Aktualności
27.05.2011
Dzień Samorządowca kojarzy się ze świętem całej społeczności, nie tylko Mławy, ale i kraju. Czyżby w naszym mieście wyglądało to inaczej?. Na stronie Ratusza owszem jest zaproszenie dla ogółu mieszkańców, ale tylko na Mszę Św. Nie ma jednak mowy o bankiecie. Taki punkt istnieje w programie, ale najwyraźniej tylko dla przedstawicieli władz. Czy nasze miasto stać na takie wydatki, gdy jeszcze niedawno burmistrz chciał oszczędzać na papierze? A może te pieniądze lepiej by było przeznaczyć, dla tych, którzy ich naprawdę potrzebują?
Przypomnijmy, że 26 maja, czyli wczoraj miał się odbyć koncert z okazji Dnia Matki. Trzeba jednak było kupić na niego bilety za 20 zł. Niestety został on odwołany. Jak podał Miejski Dom Kultury z przyczyn niezależnych od organizatora i artysty. Po prostu chodziło o małe zainteresowanie.
Czy na pewno?
- Matek z dziećmi nie stać na zakup biletów - mówi pani Edyta. Czy miasto nie powinno właśnie zapłacić, zasponsorować taki koncert?
Może wtedy, ten przysłowiowy Kowalski lepiej wspominałby władzę?
Jeden z zaproszonych na imprezę również wyraził swoją dezaprobatę w tej sprawie.
- Niedawno zostałem wybrany na przewodniczącego Zarządu Osiedla Kościuszki - mówi Tomasz Chodubski. Z tego tytułu dostałem zaproszenie z okazji Dnia Samorządowca. Byłem jednak zaskoczony formą miejskich obchodów, zredukowanych tylko do Mszy św. i uroczystego bankietu. Oczywiste jest dla mnie, że Msza św. rozpoczyna takie uroczystości. Natomiast bankiet, nawet "uroczysty" nie powinien być zasadniczym punktem obchodów (a 3 czerwca jedynym). Uważam, że Dzień Samorządowca to święto całej społeczności lokalnej. Każdy zaangażowany na rzecz Mławy jej mieszkaniec jest samorządowcem. Dlatego obchody takiego Dnia nie mogą się sprowadzić do bankietu dla "rządców" miejskich. Brakuje mi w programie wydarzenia, które byłoby skierowane do wszystkich mławian np. koncertu, wykładu, wystawy... czy też innych form podkreślenia znaczenia samorządności.
Mało tego nasz rozmówca widzi jeszcze jeden aspekt tej sprawy
- Dopiero co zostałem przewodniczącym Zarządu Osiedla. Nie chciałbym rozpocząć pełnienia tej funkcji od bankietu - podkreśla Chodubski. Myślę, że władze samorządowe nie powinny zbyt łatwo urządzać sobie "imprez konsumpcyjnych" za pieniądze mieszkańców.

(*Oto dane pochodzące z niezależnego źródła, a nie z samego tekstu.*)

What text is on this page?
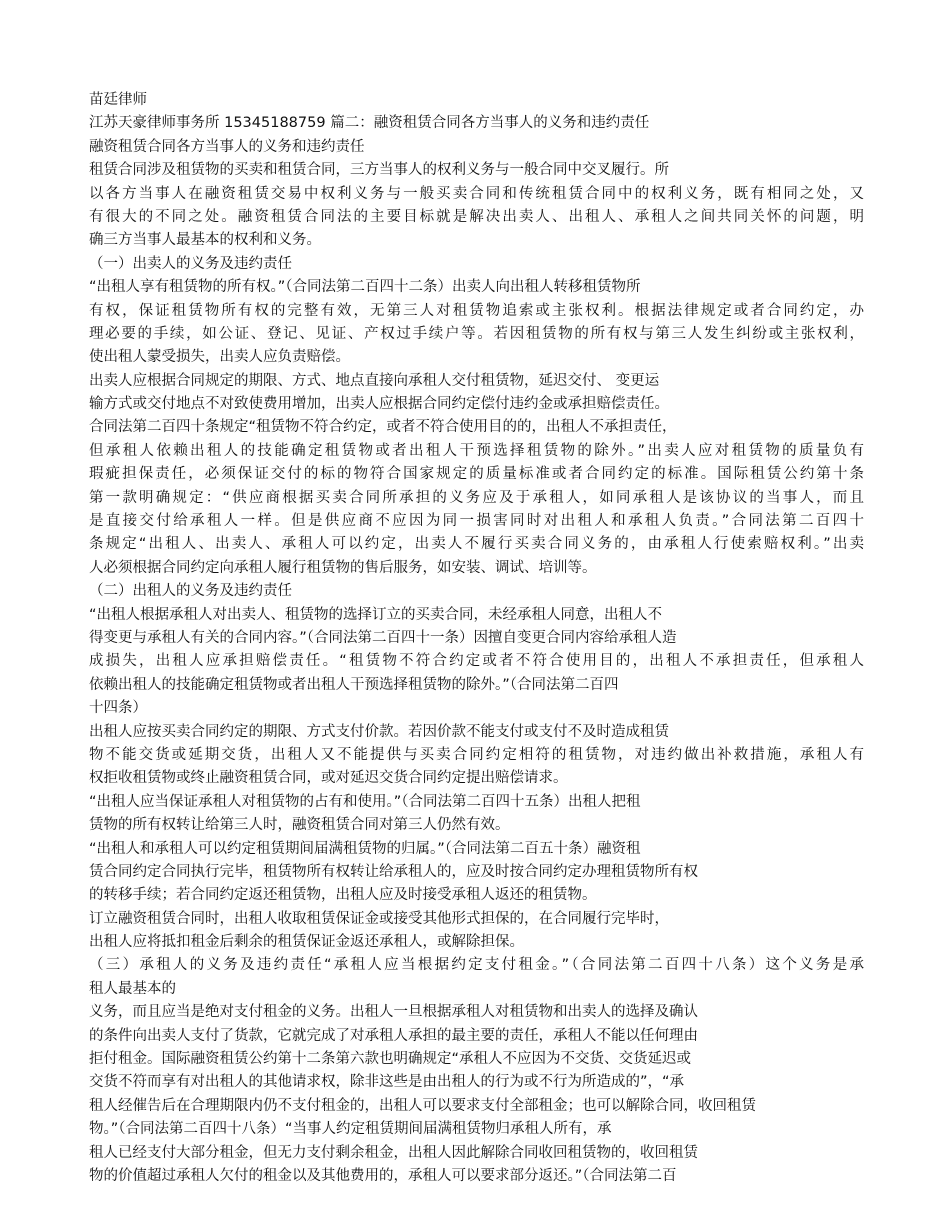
苗廷律师
江苏天豪律师事务所 15345188759 篇二：融资租赁合同各方当事人的义务和违约责任
融资租赁合同各方当事人的义务和违约责任
租赁合同涉及租赁物的买卖和租赁合同，三方当事人的权利义务与一般合同中交叉履行。所
以各方当事人在融资租赁交易中权利义务与一般买卖合同和传统租赁合同中的权利义务，既有相同之处，又
有很大的不同之处。融资租赁合同法的主要目标就是解决出卖人、出租人、承租人之间共同关怀的问题，明
确三方当事人最基本的权利和义务。
（一）出卖人的义务及违约责任
“出租人享有租赁物的所有权。”（合同法第二百四十二条）出卖人向出租人转移租赁物所
有权，保证租赁物所有权的完整有效，无第三人对租赁物追索或主张权利。根据法律规定或者合同约定，办
理必要的手续，如公证、登记、见证、产权过手续户等。若因租赁物的所有权与第三人发生纠纷或主张权利，
使出租人蒙受损失，出卖人应负责赔偿。
出卖人应根据合同规定的期限、方式、地点直接向承租人交付租赁物，延迟交付、 变更运
输方式或交付地点不对致使费用增加，出卖人应根据合同约定偿付违约金或承担赔偿责任。
合同法第二百四十条规定“租赁物不符合约定，或者不符合使用目的的，出租人不承担责任，
但承租人依赖出租人的技能确定租赁物或者出租人干预选择租赁物的除外。”出卖人应对租赁物的质量负有
瑕疵担保责任，必须保证交付的标的物符合国家规定的质量标准或者合同约定的标准。国际租赁公约第十条
第一款明确规定：“供应商根据买卖合同所承担的义务应及于承租人，如同承租人是该协议的当事人，而且
是直接交付给承租人一样。但是供应商不应因为同一损害同时对出租人和承租人负责。”合同法第二百四十
条规定“出租人、出卖人、承租人可以约定，出卖人不履行买卖合同义务的，由承租人行使索赔权利。”出卖
人必须根据合同约定向承租人履行租赁物的售后服务，如安装、调试、培训等。
（二）出租人的义务及违约责任
“出租人根据承租人对出卖人、租赁物的选择订立的买卖合同，未经承租人同意，出租人不
得变更与承租人有关的合同内容。”（合同法第二百四十一条）因擅自变更合同内容给承租人造
成损失，出租人应承担赔偿责任。“租赁物不符合约定或者不符合使用目的，出租人不承担责任，但承租人
依赖出租人的技能确定租赁物或者出租人干预选择租赁物的除外。”（合同法第二百四
十四条）
出租人应按买卖合同约定的期限、方式支付价款。若因价款不能支付或支付不及时造成租赁
物不能交货或延期交货，出租人又不能提供与买卖合同约定相符的租赁物，对违约做出补救措施，承租人有
权拒收租赁物或终止融资租赁合同，或对延迟交货合同约定提出赔偿请求。
“出租人应当保证承租人对租赁物的占有和使用。”（合同法第二百四十五条）出租人把租
赁物的所有权转让给第三人时，融资租赁合同对第三人仍然有效。
“出租人和承租人可以约定租赁期间届满租赁物的归属。”（合同法第二百五十条）融资租
赁合同约定合同执行完毕，租赁物所有权转让给承租人的，应及时按合同约定办理租赁物所有权
的转移手续；若合同约定返还租赁物，出租人应及时接受承租人返还的租赁物。
订立融资租赁合同时，出租人收取租赁保证金或接受其他形式担保的，在合同履行完毕时，
出租人应将抵扣租金后剩余的租赁保证金返还承租人，或解除担保。
（三）承租人的义务及违约责任“承租人应当根据约定支付租金。”（合同法第二百四十八条）这个义务是承
租人最基本的
义务，而且应当是绝对支付租金的义务。出租人一旦根据承租人对租赁物和出卖人的选择及确认
的条件向出卖人支付了货款，它就完成了对承租人承担的最主要的责任，承租人不能以任何理由
拒付租金。国际融资租赁公约第十二条第六款也明确规定“承租人不应因为不交货、交货延迟或
交货不符而享有对出租人的其他请求权，除非这些是由出租人的行为或不行为所造成的”，“承
租人经催告后在合理期限内仍不支付租金的，出租人可以要求支付全部租金；也可以解除合同，收回租赁
物。”（合同法第二百四十八条）“当事人约定租赁期间届满租赁物归承租人所有，承
租人已经支付大部分租金，但无力支付剩余租金，出租人因此解除合同收回租赁物的，收回租赁
物的价值超过承租人欠付的租金以及其他费用的，承租人可以要求部分返还。”（合同法第二百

Należy się zastanowić, czy ten koncert na Dzień Matki, przypadkiem, nie byłby tańszy niż bankiet w Uniszkach? Czy przy ponad 36 mln zadłużeniu nie powinno się liczyć każdego grosza, zwłaszcza, że w mieście jest sporo do zrobienia?
Autor Włodzimierz Wysocki
KOMENTARZE
Wydawca Protalu Mława nie ponosi odpowiedzialności za treść komentarzy zamieszczanych przez użytkowników. Osoby umieszczające, na portalu, wypowiedzi naruszające prawo lub prawem chronione dobra osób trzecich mogą ponieść z tego tytułu odpowiedzialność karną lub cywilną.
dodał* katus
Niech finansują żarcie i picie ze swoich nie małych przecież pensji. Dlaczego właśnie w naszym mieście diety radnych są takie wysokie. Żaden z nich nie potrafi płacić za bankiety i spotkania towarzyskie. Dlaczego dodatkowo my mieszkańcy mamy im fundować jedzenie i picie ? to niedorzeczność i wstyd. Nikt z nich nie przeznaczył diety na budowę pomnika.Bezczelności nie ma granic.